Cap sur la Bretagne face à la mer

Par Colin Lemoine · L'ŒIL

Le 25 juin 2013 - 1350 mots

Ici, les frontières sont des rochers et des plages. Ici, les douanes sont des ports, les franchissements des traversées. Ici, le lointain est tout près et l’étendue s’appelle le large. Embarquement à la découverte de la Bretagne face à la mer, entre patrimoine et expositions.

1- Dans toute la région Bretagne : la beauté odysséenne
Trente ans que les Frac existent. Pour son anniversaire, le pôle breton a imaginé une programmation ambitieuse et fragmentée, intitulée « Ulysses, l’autre mer ». De nombreuses expositions, essaimées dans toute la péninsule, s’emparent de cette figure homérique et joycienne pour sonder les fonds marins et le fond de l’âme, quand les embruns chahutent et que les vagues obsèdent. De Rennes à Brest, de l’île de Batz à l’île d’Houat, musées, centres d’art, chapelles, gares et galeries mutualisent leurs efforts pour célébrer, par le cinéma, la peinture ou la performance, cette mer qui circonscrit les rêves et ouvre des perspectives. Points d’orgue de cet étoilement artistique, les manifestations estivales, hébergées par le Frac Bretagne et le Musée d’art et d’histoire de Saint-Brieuc, accueillent des œuvres signées Raymond Hains, Éric Baudelaire ou Paola Salerno pour que surgisse, entre les lignes et sans les mots, cette « autre mer », celle des marges insulaires, des zones oubliées, des quartiers de solitude et des voyages au long cours. Demandez le programme.

« Ulysses, l’autre mer. Un itinéraire d’art contemporain en Bretagne »

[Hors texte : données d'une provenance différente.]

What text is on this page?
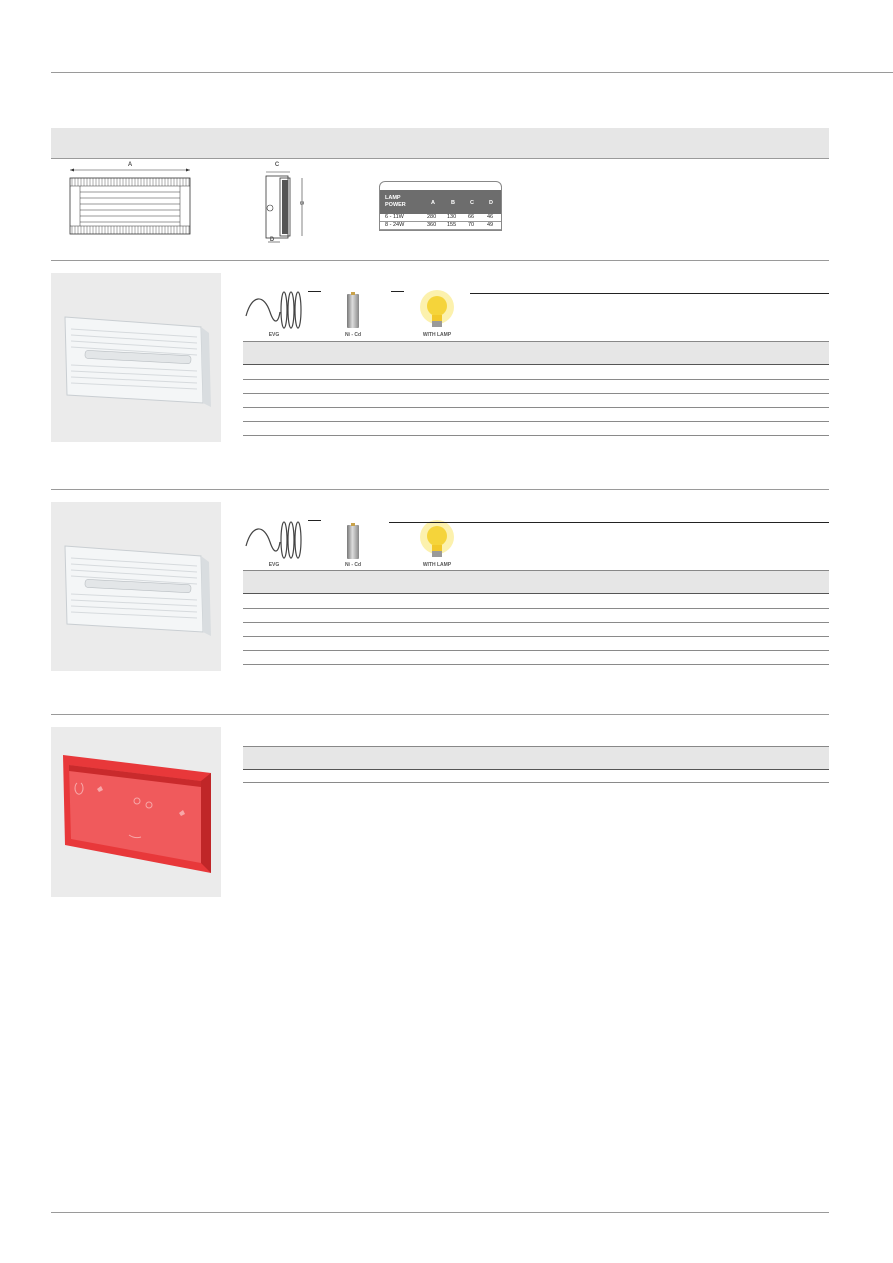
A	C
B
D
LAMP
POWER	A	B	C	D
6 - 11W	280 130 66 46
8 - 24W	360 155 70 49
EVG	Ni - Cd	WITH LAMP
EVG	Ni - Cd	WITH LAMP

2- Saint-Malo : la mer, outre-tombe
Très tôt, François René de Chateaubriand voulut être enterré dans la cité corsaire qui le vit naître en 1768. Regagner d’où l’on vient. Lui dont les boucles jouaient avec le vent voulut s’éteindre là où alternent les zéphyrs et les bourrasques, où la douceur n’est jamais qu’une accalmie. À cet effet, l’écrivain adressa en 1828 une lettre au maire de Saint-Malo afin que lui fût concédée « la pointe occidentale du Grand Bey ». En 1838, dix avant la mort de Chateaubriand, la sépulture était prête. Ne manquait plus que la dépouille. En 1944, un obus endommagea l’ouvrage néogothique. Sa reconstruction, plus sobre, rendait justice aux désirs d’un hôte qui réclama pour son ultime demeure la seule austérité. Accessible quand la mer se retire, tel un sésame pendulaire, ce promontoire devint un lieu de recueillement pour nombre d’artistes. Avec, pour consigne, une épitaphe : « Un grand écrivain français a voulu reposer ici pour n’y entendre que le vent et la mer. Passant, respecte sa dernière volonté. »

3- Perros-Guirec : l’Armor de Kickert
La côte armoricaine, par sa sauvagerie et son mystère, a contrarié des routes que l’on croyait tracées, encouragé des talents que l’on savait enfouis. Il en fut ainsi de Conrad Kickert (1882-1965), peintre hollandais absent des manuels d’histoire de l’art, en dépit de sa force et de sa fièvre, exposées à la Maison des Traouïero de Perros-Guirec. Critique d’art aigu à qui l’on doit d’avoir révélé l’œuvre de Mondrian, Kickert fut un artiste important qui, bien qu’il assimilât les tendances modernistes, aperçues en France dès 1909, n’y dilua jamais son talent. La mer, celle découverte à Ploumanac’h en 1913, allait bouleverser ses certitudes. Ressac du doute, retour d’une figuration plus ample où le paysage, parfois violenté, est encore chaud des prescriptions cézanniennes. La mer, comme un second souffle.

« Conrad Kickert »

4- Brest : un arsenal photographique
Soucieuse de tirer des enseignements de l’éprouvante guerre de Crimée (1853-1856), la Marine française s’engagea dans trois innovations technologiques majeures : la propulsion à vapeur, l’obus explosif et la construction métallique. Cette mutation industrielle, en tant qu’elle affectait substantiellement le visage de la ville, méritait un inventaire avant liquidation, un état des lieux avant restructuration : la photographie en fut l’instrument majuscule. C’est en 1860 que l’atelier photographique de l’arsenal de Brest réalisa les premières photographies de ce port appelé à changer de peau et de visage : ponts, bassins et navires, fixés sur de remarquables papiers albuminés, dessinent ainsi une géographie silencieuse, désertée par l’homme et peuplée par un devenir incertain. Un siècle avant les Becher, ces treuils, grues et échafaudages disent la fragilité – sociale et territoriale –, avant que présence et actualité ne deviennent absence et souvenir. La mer, ce monde évanescent.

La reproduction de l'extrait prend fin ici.